El gobierno iraní también ha dejado claro que no cederá bajo presión, lo que aumenta el riesgo de una escalada militar en la región. Este intercambio de amenazas aumenta la incertidumbre internacional y mantiene en alerta a los mercados energéticos.
El Estrecho de Ormuz, clave del petróleo mundial
El conflicto gira en torno al control del Estrecho de Ormuz, un paso marítimo por el que transita aproximadamente una quinta parte del petróleo mundial. Cualquier interrupción de esta ruta puede causar un aumento inmediato de los precios del petróleo crudo y afectar la economía global.
Por este motivo, la comunidad internacional sigue de cerca la situación. Los países dependientes de las importaciones de energía observan con preocupación el desarrollo de los acontecimientos.

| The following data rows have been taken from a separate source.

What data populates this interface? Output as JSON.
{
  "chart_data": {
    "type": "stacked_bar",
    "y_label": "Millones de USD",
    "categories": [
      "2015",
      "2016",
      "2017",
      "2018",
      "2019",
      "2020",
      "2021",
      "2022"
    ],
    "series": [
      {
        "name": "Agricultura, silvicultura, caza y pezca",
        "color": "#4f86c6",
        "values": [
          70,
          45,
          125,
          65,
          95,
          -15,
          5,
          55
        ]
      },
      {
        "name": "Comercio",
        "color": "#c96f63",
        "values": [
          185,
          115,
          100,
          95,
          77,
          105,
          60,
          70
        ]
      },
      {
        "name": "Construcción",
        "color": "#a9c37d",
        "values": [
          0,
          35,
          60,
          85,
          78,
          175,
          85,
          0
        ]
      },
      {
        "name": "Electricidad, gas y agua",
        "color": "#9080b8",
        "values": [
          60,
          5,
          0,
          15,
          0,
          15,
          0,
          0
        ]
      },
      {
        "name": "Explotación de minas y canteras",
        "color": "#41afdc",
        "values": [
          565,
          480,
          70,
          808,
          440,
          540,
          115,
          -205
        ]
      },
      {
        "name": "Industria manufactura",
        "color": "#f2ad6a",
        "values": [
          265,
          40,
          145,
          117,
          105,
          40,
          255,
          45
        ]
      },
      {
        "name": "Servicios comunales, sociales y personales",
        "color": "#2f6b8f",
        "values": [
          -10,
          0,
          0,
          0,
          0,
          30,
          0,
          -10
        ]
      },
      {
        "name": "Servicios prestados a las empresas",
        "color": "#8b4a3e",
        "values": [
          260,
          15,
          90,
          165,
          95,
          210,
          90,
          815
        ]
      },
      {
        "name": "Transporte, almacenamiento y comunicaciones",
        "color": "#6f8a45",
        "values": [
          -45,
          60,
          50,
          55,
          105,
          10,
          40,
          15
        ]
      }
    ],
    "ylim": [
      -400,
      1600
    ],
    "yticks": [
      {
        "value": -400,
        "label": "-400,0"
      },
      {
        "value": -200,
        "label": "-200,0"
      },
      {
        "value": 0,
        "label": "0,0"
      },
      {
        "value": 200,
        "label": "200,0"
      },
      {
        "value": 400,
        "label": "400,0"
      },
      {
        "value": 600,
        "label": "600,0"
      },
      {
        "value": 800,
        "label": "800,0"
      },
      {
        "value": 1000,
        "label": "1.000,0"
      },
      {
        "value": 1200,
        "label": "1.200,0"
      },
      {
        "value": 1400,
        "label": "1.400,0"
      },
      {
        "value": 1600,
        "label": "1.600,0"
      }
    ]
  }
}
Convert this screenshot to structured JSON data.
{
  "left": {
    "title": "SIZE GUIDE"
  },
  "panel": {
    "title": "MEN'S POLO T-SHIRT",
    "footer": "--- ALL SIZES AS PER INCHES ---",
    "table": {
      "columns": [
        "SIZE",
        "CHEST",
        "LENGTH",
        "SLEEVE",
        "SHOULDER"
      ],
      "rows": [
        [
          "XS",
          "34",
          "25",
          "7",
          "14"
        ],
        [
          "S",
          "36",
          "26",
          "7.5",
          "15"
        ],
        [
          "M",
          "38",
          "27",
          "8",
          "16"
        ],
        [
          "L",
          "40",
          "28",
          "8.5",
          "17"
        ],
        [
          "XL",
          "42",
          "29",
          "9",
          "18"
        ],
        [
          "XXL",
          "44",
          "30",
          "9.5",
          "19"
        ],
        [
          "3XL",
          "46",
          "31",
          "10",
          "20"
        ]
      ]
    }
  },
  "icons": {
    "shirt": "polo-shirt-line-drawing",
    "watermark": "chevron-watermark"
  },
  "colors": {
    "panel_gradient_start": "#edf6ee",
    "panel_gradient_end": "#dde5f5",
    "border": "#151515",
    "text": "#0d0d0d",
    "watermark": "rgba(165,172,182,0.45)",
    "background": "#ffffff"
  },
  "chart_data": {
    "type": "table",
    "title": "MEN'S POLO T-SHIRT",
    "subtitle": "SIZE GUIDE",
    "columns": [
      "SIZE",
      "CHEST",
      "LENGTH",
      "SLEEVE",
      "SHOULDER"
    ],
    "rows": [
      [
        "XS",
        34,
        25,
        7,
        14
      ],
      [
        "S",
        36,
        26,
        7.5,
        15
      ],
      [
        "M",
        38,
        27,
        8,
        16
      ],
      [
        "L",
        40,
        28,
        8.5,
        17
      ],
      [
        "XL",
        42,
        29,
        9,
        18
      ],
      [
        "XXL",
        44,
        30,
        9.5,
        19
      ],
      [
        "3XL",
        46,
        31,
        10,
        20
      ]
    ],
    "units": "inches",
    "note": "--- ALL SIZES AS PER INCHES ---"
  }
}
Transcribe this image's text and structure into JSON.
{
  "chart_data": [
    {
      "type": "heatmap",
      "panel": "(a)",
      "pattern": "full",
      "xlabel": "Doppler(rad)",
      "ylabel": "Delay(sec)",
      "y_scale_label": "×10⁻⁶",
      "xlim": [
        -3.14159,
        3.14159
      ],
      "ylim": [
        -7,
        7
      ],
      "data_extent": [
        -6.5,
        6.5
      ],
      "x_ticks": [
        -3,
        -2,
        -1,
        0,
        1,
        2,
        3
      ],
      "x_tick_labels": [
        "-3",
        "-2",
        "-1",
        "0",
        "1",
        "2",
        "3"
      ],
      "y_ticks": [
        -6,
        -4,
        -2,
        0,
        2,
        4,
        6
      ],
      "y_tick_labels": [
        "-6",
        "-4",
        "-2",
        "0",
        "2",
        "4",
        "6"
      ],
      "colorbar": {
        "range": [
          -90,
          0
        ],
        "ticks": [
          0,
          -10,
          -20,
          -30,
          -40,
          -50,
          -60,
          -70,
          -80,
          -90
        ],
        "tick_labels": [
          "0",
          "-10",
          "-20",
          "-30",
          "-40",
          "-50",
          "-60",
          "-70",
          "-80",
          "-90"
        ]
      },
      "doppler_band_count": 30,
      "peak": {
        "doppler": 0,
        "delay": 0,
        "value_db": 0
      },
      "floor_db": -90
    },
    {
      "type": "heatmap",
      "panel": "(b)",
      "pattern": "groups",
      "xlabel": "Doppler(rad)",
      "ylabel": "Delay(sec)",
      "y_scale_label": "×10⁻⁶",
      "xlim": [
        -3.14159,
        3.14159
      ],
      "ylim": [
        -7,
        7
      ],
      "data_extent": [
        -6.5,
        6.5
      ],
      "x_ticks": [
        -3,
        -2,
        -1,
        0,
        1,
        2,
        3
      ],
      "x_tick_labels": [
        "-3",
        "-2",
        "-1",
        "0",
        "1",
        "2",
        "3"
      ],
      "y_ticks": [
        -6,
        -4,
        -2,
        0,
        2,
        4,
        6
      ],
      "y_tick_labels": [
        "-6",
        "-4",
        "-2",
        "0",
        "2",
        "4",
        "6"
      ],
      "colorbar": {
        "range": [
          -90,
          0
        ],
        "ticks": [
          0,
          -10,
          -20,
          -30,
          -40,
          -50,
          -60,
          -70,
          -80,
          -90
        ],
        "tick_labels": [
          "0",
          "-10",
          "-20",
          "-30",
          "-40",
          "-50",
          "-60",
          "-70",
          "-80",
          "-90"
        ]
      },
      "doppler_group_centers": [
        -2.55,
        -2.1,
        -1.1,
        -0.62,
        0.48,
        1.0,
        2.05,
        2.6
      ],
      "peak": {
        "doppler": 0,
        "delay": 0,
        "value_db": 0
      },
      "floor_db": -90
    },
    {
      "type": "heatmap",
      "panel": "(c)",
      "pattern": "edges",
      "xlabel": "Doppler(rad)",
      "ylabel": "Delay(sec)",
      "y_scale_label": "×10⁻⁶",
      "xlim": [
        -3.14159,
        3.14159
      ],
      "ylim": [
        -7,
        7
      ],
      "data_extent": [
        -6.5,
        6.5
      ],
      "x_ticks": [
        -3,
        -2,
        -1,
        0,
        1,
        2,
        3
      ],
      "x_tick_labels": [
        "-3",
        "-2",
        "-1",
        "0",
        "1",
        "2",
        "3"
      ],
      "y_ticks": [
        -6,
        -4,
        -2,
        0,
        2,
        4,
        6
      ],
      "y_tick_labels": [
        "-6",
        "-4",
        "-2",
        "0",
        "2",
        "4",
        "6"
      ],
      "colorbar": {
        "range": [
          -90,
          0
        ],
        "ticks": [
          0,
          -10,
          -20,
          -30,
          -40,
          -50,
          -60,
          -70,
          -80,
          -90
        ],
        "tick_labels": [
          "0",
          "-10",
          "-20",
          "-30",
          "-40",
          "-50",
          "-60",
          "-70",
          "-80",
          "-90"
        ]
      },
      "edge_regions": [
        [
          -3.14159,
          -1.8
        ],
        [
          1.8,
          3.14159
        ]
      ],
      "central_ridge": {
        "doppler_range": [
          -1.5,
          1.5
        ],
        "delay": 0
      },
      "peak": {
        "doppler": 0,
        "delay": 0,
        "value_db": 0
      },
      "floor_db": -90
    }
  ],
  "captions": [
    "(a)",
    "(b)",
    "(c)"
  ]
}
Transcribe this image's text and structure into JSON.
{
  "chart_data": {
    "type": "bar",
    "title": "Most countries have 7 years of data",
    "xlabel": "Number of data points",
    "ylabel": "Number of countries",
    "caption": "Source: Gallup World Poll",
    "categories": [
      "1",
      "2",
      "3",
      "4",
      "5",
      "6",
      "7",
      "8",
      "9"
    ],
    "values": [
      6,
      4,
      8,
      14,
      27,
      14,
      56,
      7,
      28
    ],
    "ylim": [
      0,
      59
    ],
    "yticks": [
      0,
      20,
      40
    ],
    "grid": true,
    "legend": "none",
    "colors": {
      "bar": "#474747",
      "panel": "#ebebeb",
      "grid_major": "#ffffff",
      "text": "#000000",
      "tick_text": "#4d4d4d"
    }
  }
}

Escenario incierto y presión internacional
A medida que se acerca la nueva fecha límite, crece la presión en ambas partes para evitar una confrontación directa. Los analistas advierten que una acción militar podría desencadenar un conflicto regional a gran escala.
Mientras tanto, la diplomacia internacional intenta abrir canales de diálogo, aunque hasta el momento no se han reportado avances significativos. La posibilidad de una solución negociada sigue siendo incierta.